Нина слушала внимательно, можно сказать, с увлечением. Она задавала Сергею дельные вопросы, поддакивала, а то сидела молча, казалось, раздумывала. Сергей, почувствовав живое восприятие, увлекся и сам сознавал, что говорит интересно.

— Д-да, — со вздохом сказала Нина, когда он кончил. И, похоже, с завистью добавила: — Интересная у тебя работа, Сережа.
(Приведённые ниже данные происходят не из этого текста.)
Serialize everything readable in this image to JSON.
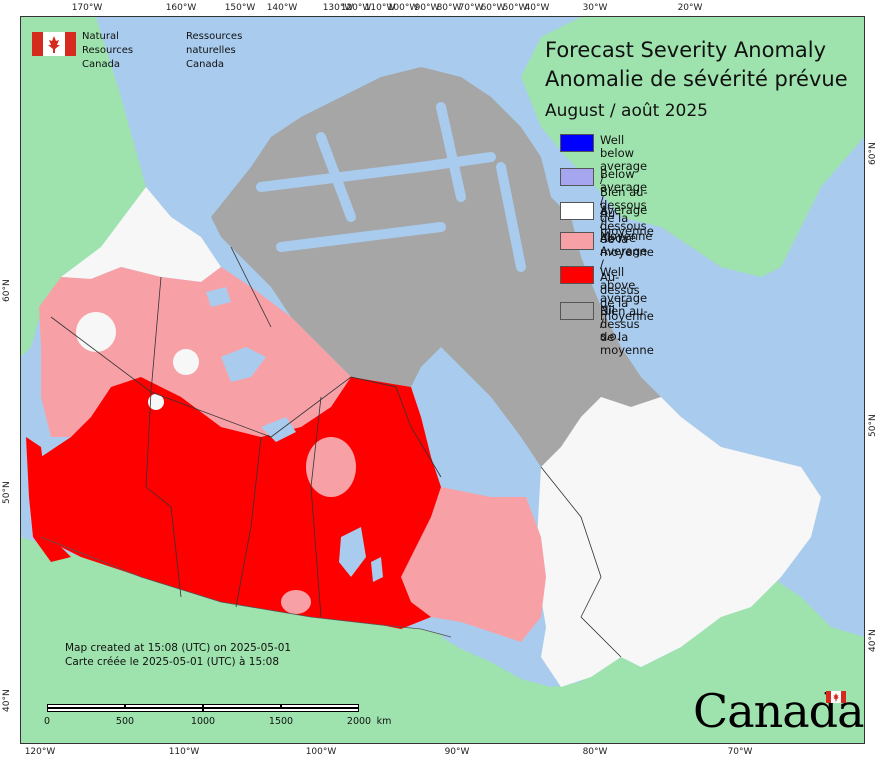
{
  "org": {
    "name_en": "Natural Resources\nCanada",
    "name_fr": "Ressources naturelles\nCanada",
    "flag_color": "#d52b1e"
  },
  "title": {
    "en": "Forecast Severity Anomaly",
    "fr": "Anomalie de sévérité prévue",
    "period": "August / août 2025"
  },
  "legend": [
    {
      "label": "Well below average /\nBien au-dessous de la moyenne",
      "color": "#0000ff"
    },
    {
      "label": "Below average /\nAu-dessous de la moyenne",
      "color": "#a6a6f0"
    },
    {
      "label": "Average / Moyenne",
      "color": "#ffffff"
    },
    {
      "label": "Above Average /\nAu-dessus de la moyenne",
      "color": "#f7a1a7"
    },
    {
      "label": "Well above average\nBien au-dessus de la moyenne",
      "color": "#ff0000"
    },
    {
      "label": "Nil / s.o.",
      "color": "#a6a6a6"
    }
  ],
  "colors": {
    "water": "#a9cbed",
    "foreign_land": "#9ee3ad",
    "nil": "#a6a6a6",
    "average": "#f7f7f7",
    "above": "#f7a1a7",
    "well_above": "#ff0000"
  },
  "credit": {
    "en": "Map created at 15:08 (UTC) on 2025-05-01",
    "fr": "Carte créée le 2025-05-01 (UTC) à 15:08"
  },
  "scale": {
    "labels": [
      "0",
      "500",
      "1000",
      "1500",
      "2000"
    ],
    "unit": "km"
  },
  "graticule": {
    "top": [
      "170°W",
      "160°W",
      "150°W",
      "140°W",
      "130°W",
      "120°W",
      "110°W",
      "100°W",
      "90°W",
      "80°W",
      "70°W",
      "60°W",
      "50°W",
      "40°W",
      "30°W",
      "20°W"
    ],
    "bottom": [
      "120°W",
      "110°W",
      "100°W",
      "90°W",
      "80°W",
      "70°W"
    ],
    "left": [
      "60°N",
      "50°N",
      "40°N"
    ],
    "right": [
      "60°N",
      "50°N",
      "40°N"
    ]
  },
  "wordmark": "Canada"
}
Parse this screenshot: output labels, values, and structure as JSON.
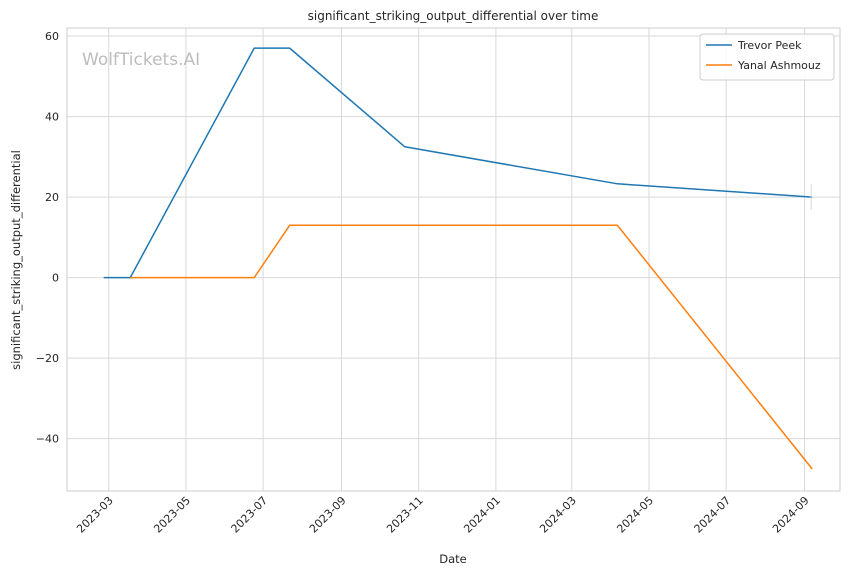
{
  "chart_data": {
    "type": "line",
    "title": "significant_striking_output_differential over time",
    "xlabel": "Date",
    "ylabel": "significant_striking_output_differential",
    "watermark": "WolfTickets.AI",
    "x_tick_labels": [
      "2023-03",
      "2023-05",
      "2023-07",
      "2023-09",
      "2023-11",
      "2024-01",
      "2024-03",
      "2024-05",
      "2024-07",
      "2024-09"
    ],
    "x_tick_dates": [
      "2023-03-01",
      "2023-05-01",
      "2023-07-01",
      "2023-09-01",
      "2023-11-01",
      "2024-01-01",
      "2024-03-01",
      "2024-05-01",
      "2024-07-01",
      "2024-09-01"
    ],
    "y_ticks": [
      -40,
      -20,
      0,
      20,
      40,
      60
    ],
    "y_tick_labels": [
      "−40",
      "−20",
      "0",
      "20",
      "40",
      "60"
    ],
    "xlim": [
      "2023-01-27",
      "2024-09-29"
    ],
    "ylim": [
      -53,
      62
    ],
    "grid": true,
    "legend_position": "top-right",
    "series": [
      {
        "name": "Trevor Peek",
        "color": "#1f77b4",
        "points": [
          {
            "x": "2023-02-25",
            "y": 0
          },
          {
            "x": "2023-03-18",
            "y": 0
          },
          {
            "x": "2023-06-24",
            "y": 57
          },
          {
            "x": "2023-07-22",
            "y": 57
          },
          {
            "x": "2023-10-21",
            "y": 32.5
          },
          {
            "x": "2024-04-06",
            "y": 23.3
          },
          {
            "x": "2024-09-07",
            "y": 20
          }
        ]
      },
      {
        "name": "Yanal Ashmouz",
        "color": "#ff7f0e",
        "points": [
          {
            "x": "2023-03-18",
            "y": 0
          },
          {
            "x": "2023-06-24",
            "y": 0
          },
          {
            "x": "2023-07-22",
            "y": 13
          },
          {
            "x": "2024-04-06",
            "y": 13
          },
          {
            "x": "2024-09-07",
            "y": -47.5
          }
        ]
      }
    ]
  }
}
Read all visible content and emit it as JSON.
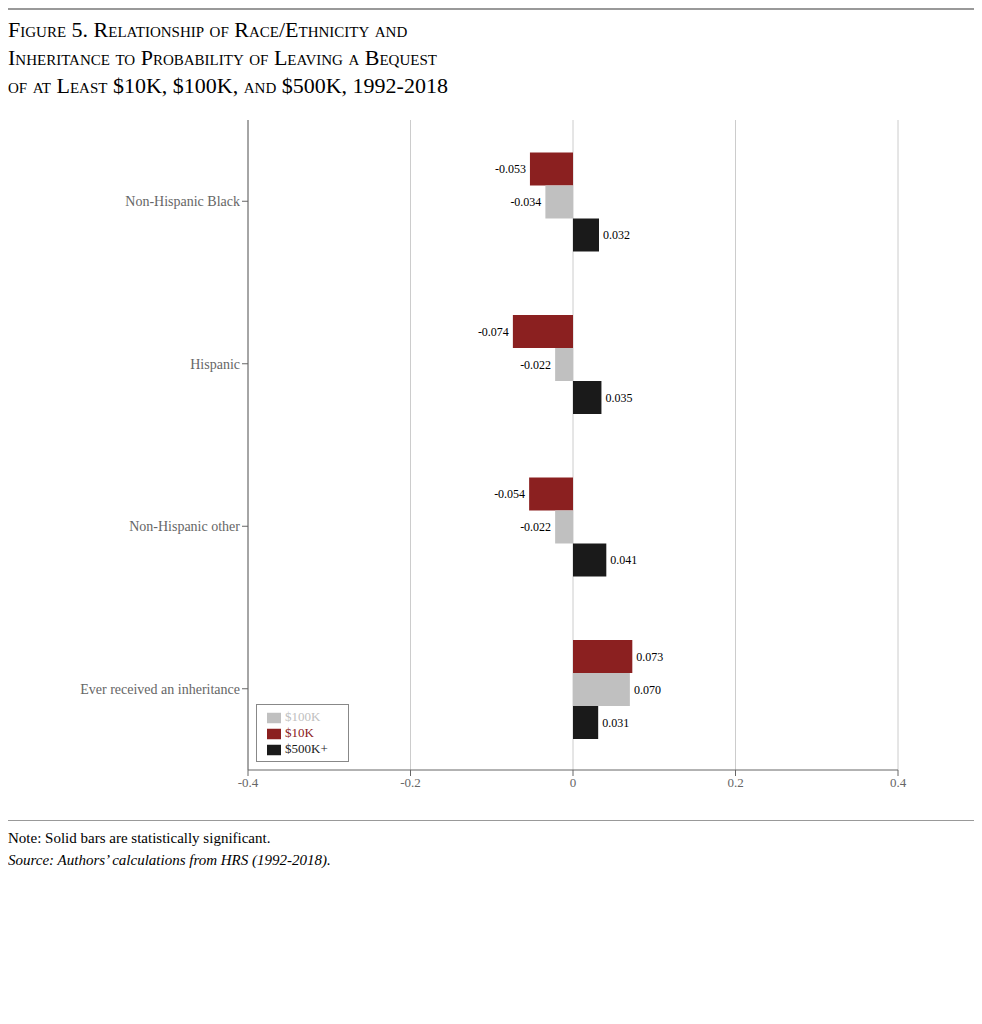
{
  "chart_data": {
    "type": "bar",
    "orientation": "horizontal",
    "title": "Figure 5. Relationship of Race/Ethnicity and\nInheritance to Probability of Leaving a Bequest\nof at Least $10K, $100K, and $500K, 1992-2018",
    "annotations": [
      "Note: Solid bars are statistically significant.",
      "Source: Authors’ calculations from HRS (1992-2018)."
    ],
    "categories": [
      "Non-Hispanic Black",
      "Hispanic",
      "Non-Hispanic other",
      "Ever received an inheritance"
    ],
    "series": [
      {
        "name": "$10K",
        "color": "#8B2020",
        "values": [
          -0.053,
          -0.074,
          -0.054,
          0.073
        ],
        "value_labels": [
          "-0.053",
          "-0.074",
          "-0.054",
          "0.073"
        ]
      },
      {
        "name": "$100K",
        "color": "#C0C0C0",
        "values": [
          -0.034,
          -0.022,
          -0.022,
          0.07
        ],
        "value_labels": [
          "-0.034",
          "-0.022",
          "-0.022",
          "0.070"
        ]
      },
      {
        "name": "$500K+",
        "color": "#1A1A1A",
        "values": [
          0.032,
          0.035,
          0.041,
          0.031
        ],
        "value_labels": [
          "0.032",
          "0.035",
          "0.041",
          "0.031"
        ]
      }
    ],
    "xlim": [
      -0.4,
      0.4
    ],
    "xticks": [
      -0.4,
      -0.2,
      0,
      0.2,
      0.4
    ],
    "grid": true,
    "legend": "lower left",
    "data_labels": true
  }
}
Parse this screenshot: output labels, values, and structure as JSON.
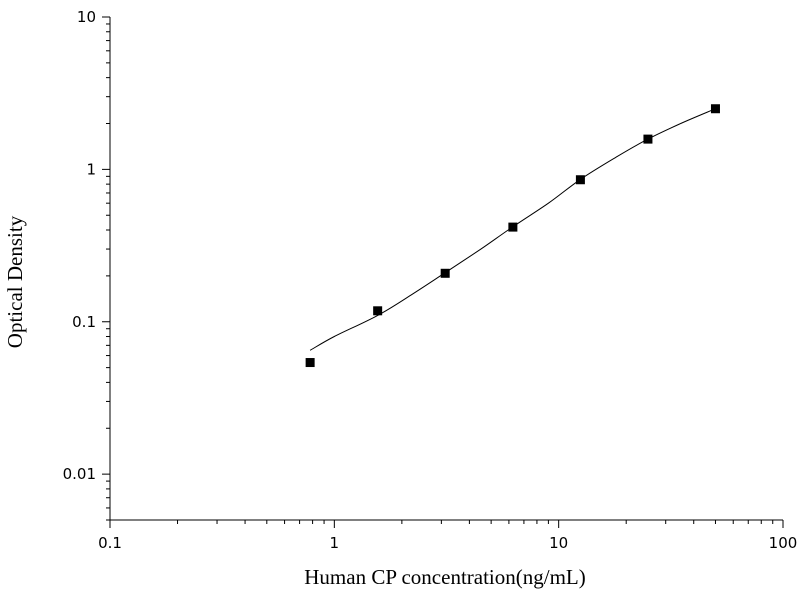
{
  "chart_data": {
    "type": "scatter",
    "title": "",
    "xlabel": "Human CP concentration(ng/mL)",
    "ylabel": "Optical Density",
    "x_scale": "log",
    "y_scale": "log",
    "xlim": [
      0.1,
      100
    ],
    "ylim": [
      0.005,
      10
    ],
    "x_ticks": [
      0.1,
      1,
      10,
      100
    ],
    "x_tick_labels": [
      "0.1",
      "1",
      "10",
      "100"
    ],
    "y_ticks": [
      0.01,
      0.1,
      1,
      10
    ],
    "y_tick_labels": [
      "0.01",
      "0.1",
      "1",
      "10"
    ],
    "grid": false,
    "legend": "none",
    "series": [
      {
        "kind": "points",
        "marker": "square",
        "color": "#000000",
        "x": [
          0.78,
          1.56,
          3.12,
          6.25,
          12.5,
          25,
          50
        ],
        "y": [
          0.054,
          0.118,
          0.208,
          0.418,
          0.855,
          1.58,
          2.5
        ]
      },
      {
        "kind": "fitted-curve",
        "color": "#000000",
        "x": [
          0.78,
          1.0,
          1.56,
          2.2,
          3.12,
          4.5,
          6.25,
          9.0,
          12.5,
          18.0,
          25,
          35,
          50
        ],
        "y": [
          0.065,
          0.08,
          0.11,
          0.15,
          0.21,
          0.3,
          0.42,
          0.6,
          0.86,
          1.2,
          1.58,
          2.0,
          2.5
        ]
      }
    ]
  }
}
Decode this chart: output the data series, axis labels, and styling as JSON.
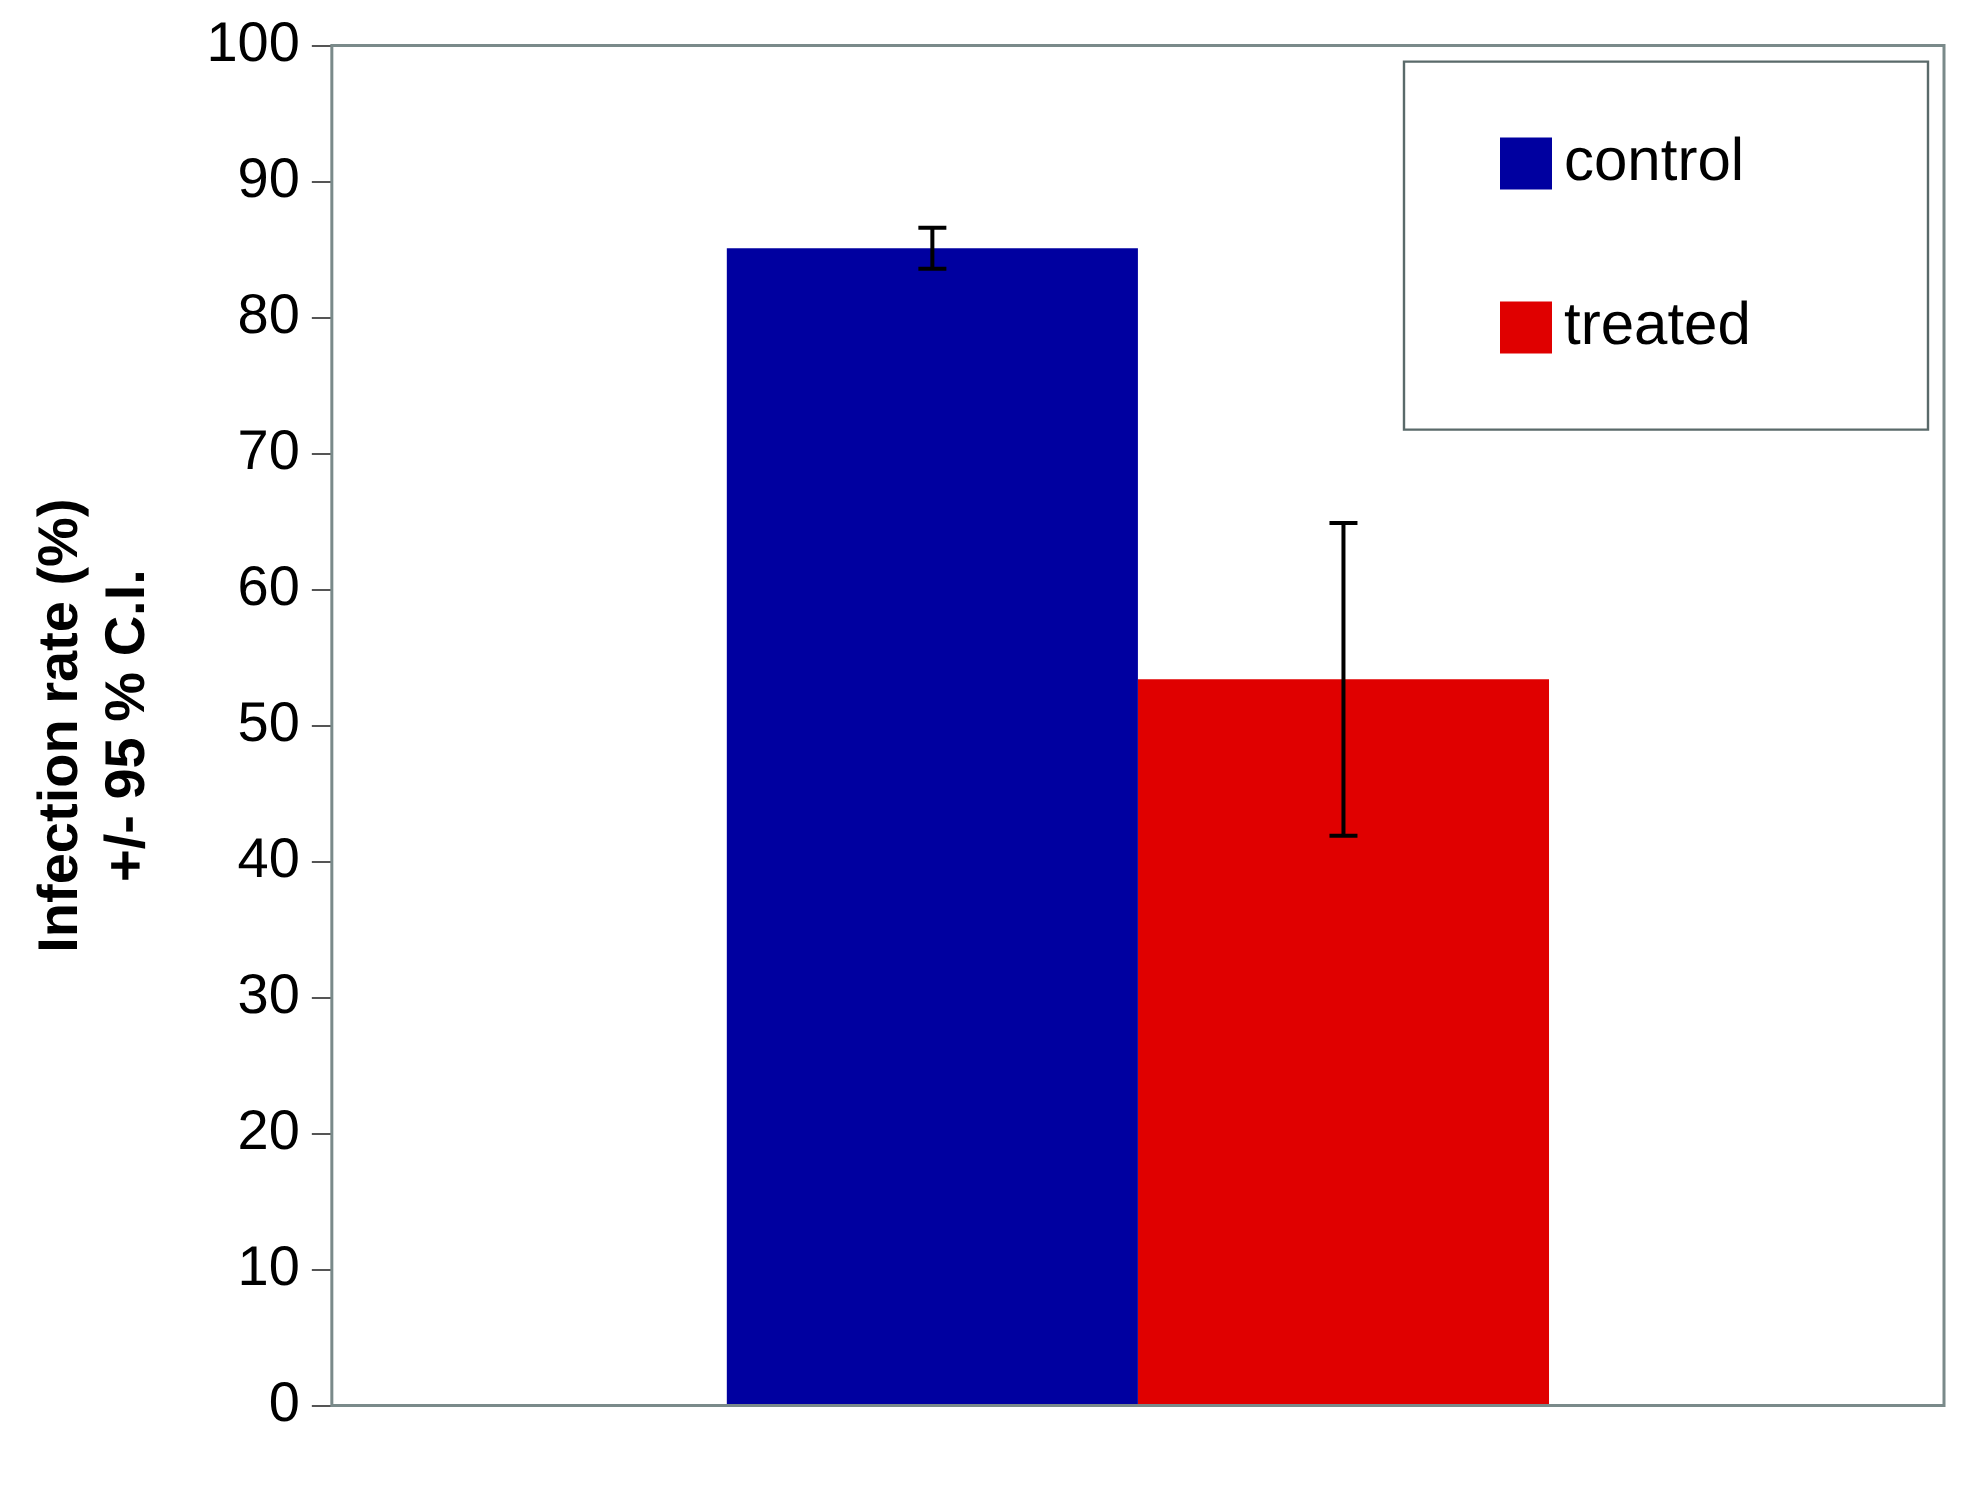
{
  "chart_data": {
    "type": "bar",
    "ylabel": "Infection rate (%)\n+/- 95 % C.I.",
    "categories": [
      null
    ],
    "series": [
      {
        "name": "control",
        "color": "#0000a0",
        "values": [
          85.1
        ],
        "errors": [
          1.5
        ]
      },
      {
        "name": "treated",
        "color": "#e00000",
        "values": [
          53.4
        ],
        "errors": [
          11.5
        ]
      }
    ],
    "ylim": [
      0,
      100
    ],
    "yticks": [
      0,
      10,
      20,
      30,
      40,
      50,
      60,
      70,
      80,
      90,
      100
    ],
    "grid": false,
    "legend": "top right"
  }
}
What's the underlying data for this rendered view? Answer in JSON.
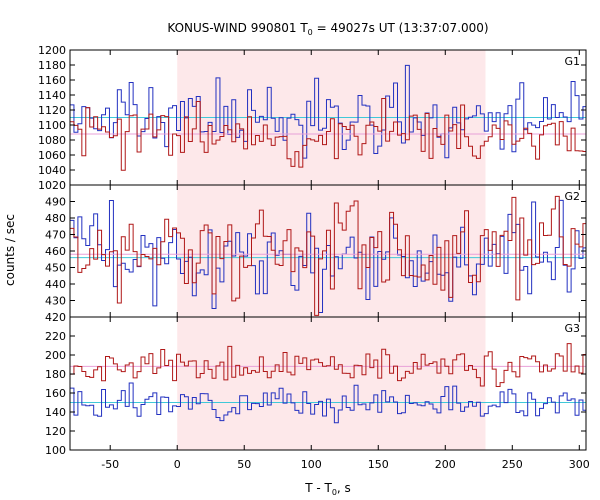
{
  "chart_data": {
    "type": "line",
    "title": "KONUS-WIND 990801 T",
    "title_sub": "0",
    "title_rest": " = 49027s UT (13:37:07.000)",
    "xlabel": "T - T",
    "xlabel_sub": "0",
    "xlabel_rest": ", s",
    "ylabel": "counts / sec",
    "xlim": [
      -80,
      305
    ],
    "xticks": [
      -50,
      0,
      50,
      100,
      150,
      200,
      250,
      300
    ],
    "highlight_interval": [
      0,
      230
    ],
    "bin_width": 2.944,
    "x_start": -80,
    "colors": {
      "highlight": "#fde8ea",
      "red_series": "#b01818",
      "blue_series": "#2230c0",
      "red_background": "#e8a0d8",
      "blue_background": "#40c8d8",
      "frame": "#000000"
    },
    "panels": [
      {
        "label": "G1",
        "ylim": [
          1020,
          1200
        ],
        "yticks": [
          1020,
          1040,
          1060,
          1080,
          1100,
          1120,
          1140,
          1160,
          1180,
          1200
        ],
        "series": [
          {
            "color_key": "blue_series",
            "background": 1110,
            "amp": 24,
            "seed": 11
          },
          {
            "color_key": "red_series",
            "background": 1088,
            "amp": 20,
            "seed": 23
          }
        ]
      },
      {
        "label": "G2",
        "ylim": [
          420,
          500
        ],
        "yticks": [
          420,
          430,
          440,
          450,
          460,
          470,
          480,
          490
        ],
        "series": [
          {
            "color_key": "blue_series",
            "background": 456,
            "amp": 14,
            "seed": 37
          },
          {
            "color_key": "red_series",
            "background": 458,
            "amp": 16,
            "seed": 41
          }
        ]
      },
      {
        "label": "G3",
        "ylim": [
          100,
          240
        ],
        "yticks": [
          100,
          120,
          140,
          160,
          180,
          200,
          220
        ],
        "series": [
          {
            "color_key": "red_series",
            "background": 188,
            "amp": 9,
            "seed": 53
          },
          {
            "color_key": "blue_series",
            "background": 150,
            "amp": 8,
            "seed": 67
          }
        ]
      }
    ]
  }
}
— Всякая работа по-своему интересна, — выложил Сергей прописную истину, внутренне гордясь и работой своей, и завистью Нины.

— Ну нет, — как-то неохотно запротестовала Нина. — У меня… Да нет, у меня еще ничего, — словно раздумывала она вслух.

— А у мужа, — осторожно поинтересовался Сергей, — у него, наверное, немало интересного?

— Как же, — насмешливо отозвалась Нина, — есть о чем поговорить. Купи — продам. Недомер, недовес. Тоже нашел — кино, литературу, театр… Да и неразговорчивый он у меня, — словно спохватившись и желая смягчить то, что высказалось, проговорила она быстро.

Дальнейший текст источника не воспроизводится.